What is also very important to bear in mind is that an annuity cannot be transferred or ceded to another person or institution, attached by a court to recover a debt or sold.

However, all is not lost. The income from the annuity will form part of the total assets of the spouse. Where, at the time of divorce, a member spouse‟s compulsory annuity is the only or greater source of income, the non-member spouse can get access to this source of income by way of a maintenance order.

Settlement agreements often attempt to cater for the „splitting‟ of the annuity and the payment of half of the annuity into the bank account of the non-member spouse. It should be noted that, in practice, insurers don‟t allow the income to be split between the member spouse and non-member spouse. They pay the annuity to the member spouse who will be taxed on it at his/her marginal rate. It is then the responsibility of the member spouse to pay maintenance over to the non-member spouse in accordance with the divorce order.
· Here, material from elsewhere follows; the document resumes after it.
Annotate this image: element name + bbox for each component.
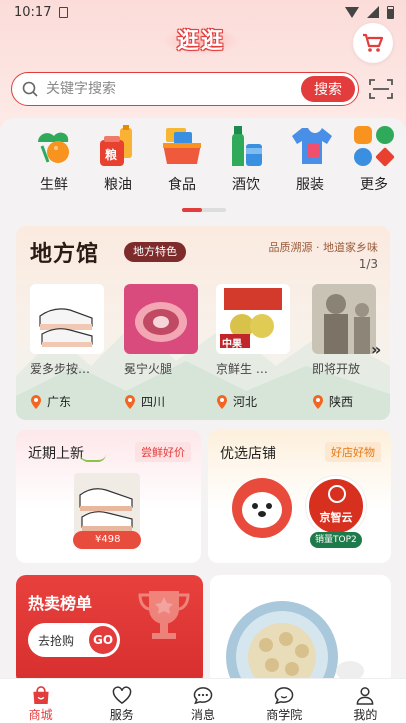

In light of the above it is vital that, when drafting divorce orders or settlement agreements, one first establishes whether or not the member spouse has become entitled to a benefit, or will become entitled to one on, or prior to, the date of divorce.

If the member has already become entitled to a benefit prior to divorce, the non-member spouse will have no claim to the “pension interest” as contemplated in the Divorce Act.

Common law principles and the division of matrimonial assets cover pension benefits that have already accrued to a member at the time of divorce, for example where a member has retired from a fund and has been paid a lump sum benefit.